お互いに顔を見合わせて声を上げて笑った。


アキラは女手一つでここまで育ててくれた母に、感謝している。

いつもありがとうと心の中で言っている。奈央子を幸せにしたい。幸せになってもらいたいと心底思っている。

感謝の方法がわからなかったり、それを言葉で現せなかったりというところが、普通の男子高校生。感謝の言葉が恥ずかしくて言えないのが、この年代の可愛いところである。


「かあさん、テレビの調子悪いよ」


「え?」


「ほら、画面の上のところにいくつか筋が入ってない?チラチラしてるし。」


「あらやだ。テレビを買うのは、想定外の出費だわ。」


「大丈夫。YouTube見るか、聖子ちゃん聴くから、ぼくは平気だよ」


アキラは昭和の聖子ちゃんにハマっている。パイナップル、ユートピアがお気に入りのアルバムだ。


そこへ、ユージからLINEが入る。

「アキラ!野球見てるか?ドラゴンズが逆転したぞ!」

「あー、ユージ。テレビの調子悪いんだよ。」

「そっか」


それきりLINEが来ない


しばらくして、ユージからのスマホが鳴る。

「アキラ、俺の家のテレビ、型が古くなったから、新しいの買うんだよ。よかったら貸すから使ってよ。」

「いいの?」

返事より先にスマホが切れた。 


「かあさん」

「ええ、聞いてたわ。良いのかしら?」


また、ユージからスマホ。

「アキラ、今度の休み、オフクロかオヤジかどちらかと届けにいくよ。」


「いいのか?」

返事より先にスマホが切れた。


「ユージ!落ち着け!」

奈央子がクスクス笑いながら、

「たぶん聞こえてないわよ」


「だよな。あの筋肉せっかちが。かあさん、今度の休み、テレビを持ってきてくれるらしいよ。ユージの父さんか母さんと一緒だって。」


「まあ」

テレビを拝借、いや恐らく譲り受ける身としては恐縮だか、何故か奈央子の心が弾む。


そして、奈央子の顔が晴れやかになった。


そう。お気づきだと思うが、ユージがいると家が明るく感じるのは、奈央子の心が真っ青な空のように晴れ上がるからであった。

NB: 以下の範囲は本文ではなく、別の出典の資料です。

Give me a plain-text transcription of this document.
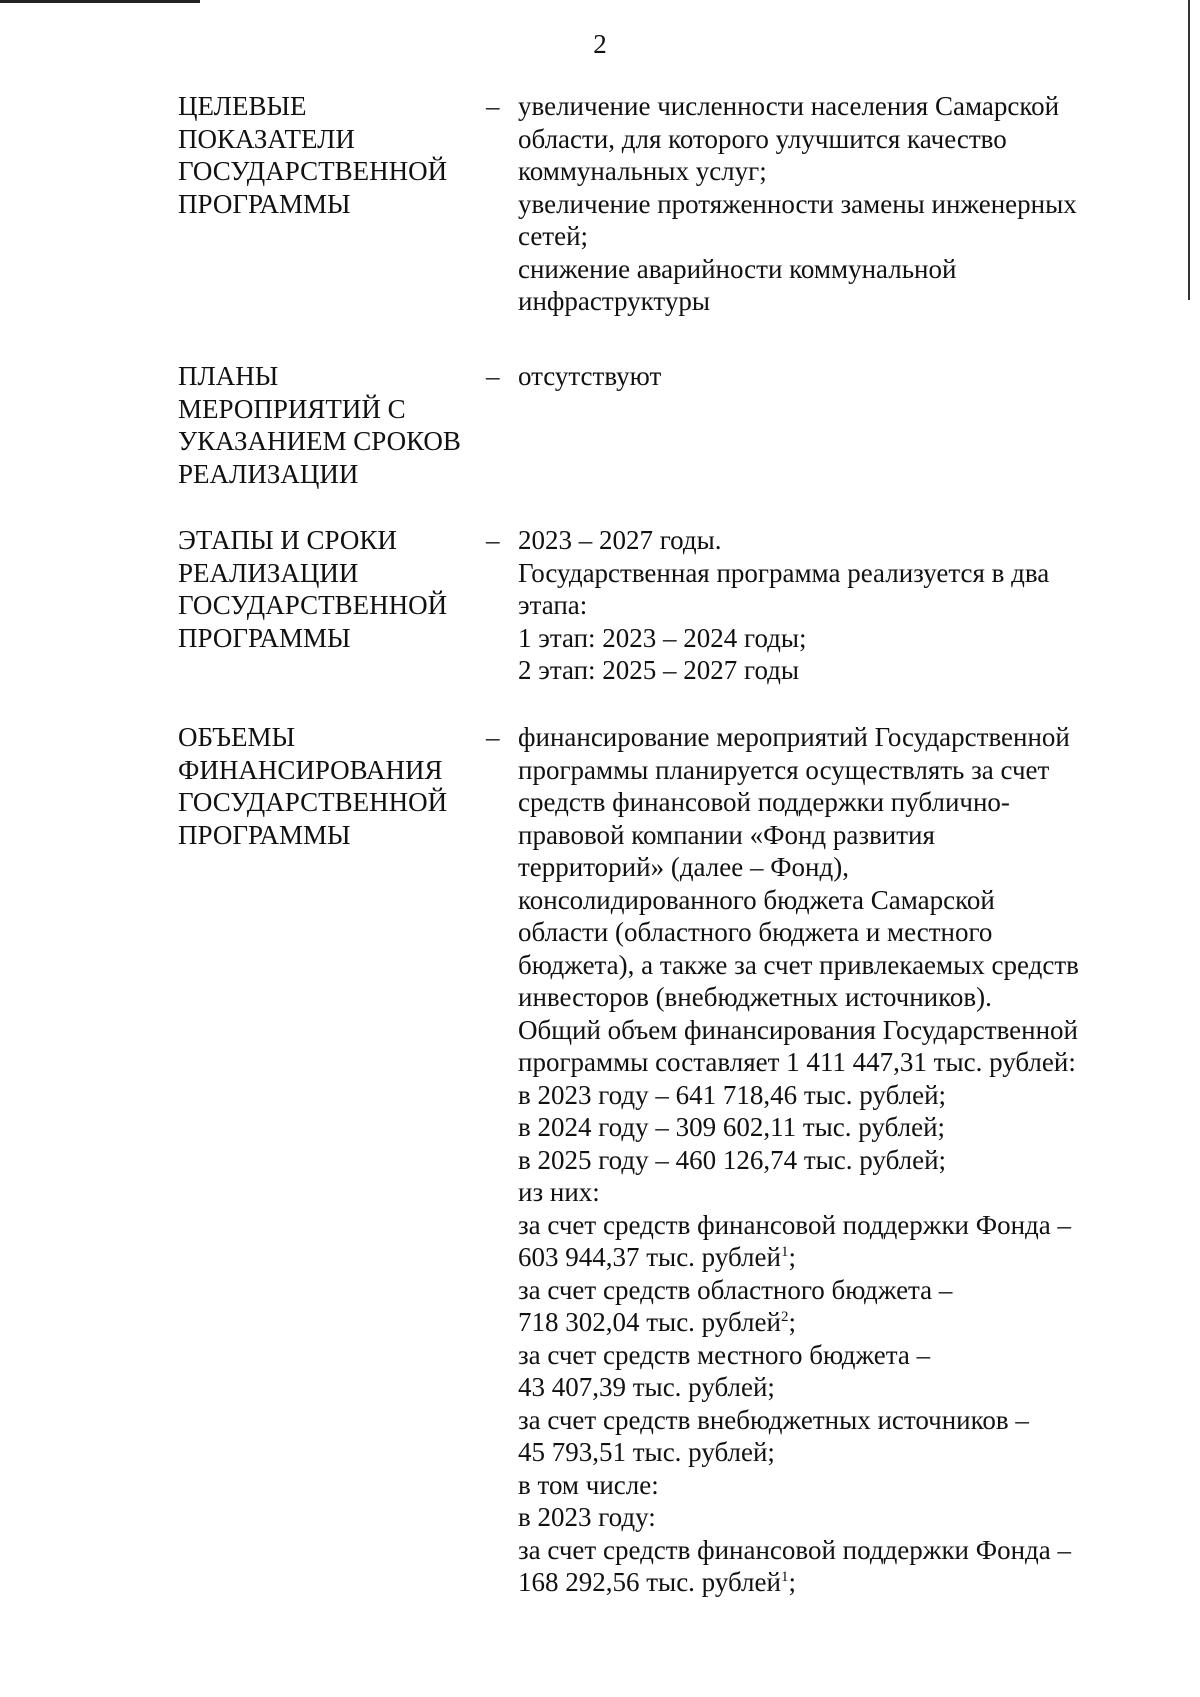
2
ЦЕЛЕВЫЕ
ПОКАЗАТЕЛИ
ГОСУДАРСТВЕННОЙ
ПРОГРАММЫ
– увеличение численности населения Самарской
области, для которого улучшится качество
коммунальных услуг;
увеличение протяженности замены инженерных
сетей;
снижение аварийности коммунальной
инфраструктуры
ПЛАНЫ
МЕРОПРИЯТИЙ С
УКАЗАНИЕМ СРОКОВ
РЕАЛИЗАЦИИ
– отсутствуют
ЭТАПЫ И СРОКИ
РЕАЛИЗАЦИИ
ГОСУДАРСТВЕННОЙ
ПРОГРАММЫ
– 2023 – 2027 годы.
Государственная программа реализуется в два
этапа:
1 этап: 2023 – 2024 годы;
2 этап: 2025 – 2027 годы
ОБЪЕМЫ
ФИНАНСИРОВАНИЯ
ГОСУДАРСТВЕННОЙ
ПРОГРАММЫ
– финансирование мероприятий Государственной
программы планируется осуществлять за счет
средств финансовой поддержки публично-
правовой компании «Фонд развития
территорий» (далее – Фонд),
консолидированного бюджета Самарской
области (областного бюджета и местного
бюджета), а также за счет привлекаемых средств
инвесторов (внебюджетных источников).
Общий объем финансирования Государственной
программы составляет 1 411 447,31 тыс. рублей:
в 2023 году – 641 718,46 тыс. рублей;
в 2024 году – 309 602,11 тыс. рублей;
в 2025 году – 460 126,74 тыс. рублей;
из них:
за счет средств финансовой поддержки Фонда –
603 944,37 тыс. рублей$^1$;
за счет средств областного бюджета –
718 302,04 тыс. рублей$^2$;
за счет средств местного бюджета –
43 407,39 тыс. рублей;
за счет средств внебюджетных источников –
45 793,51 тыс. рублей;
в том числе:
в 2023 году:
за счет средств финансовой поддержки Фонда –
168 292,56 тыс. рублей$^1$;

ユージがテレビをあげるのではなく、貸すと言ってくれた彼なりの優しさが、奈央子にはたまらなく嬉しく愛おしく感じた。


最近、どんどん大人になる息子のアキラとその親友のユージ。ふたりの男子高校生の凄まじい成長の早さに目を細めながらも、ユージの笑顔が頭から離れなくなっている奈央子であった。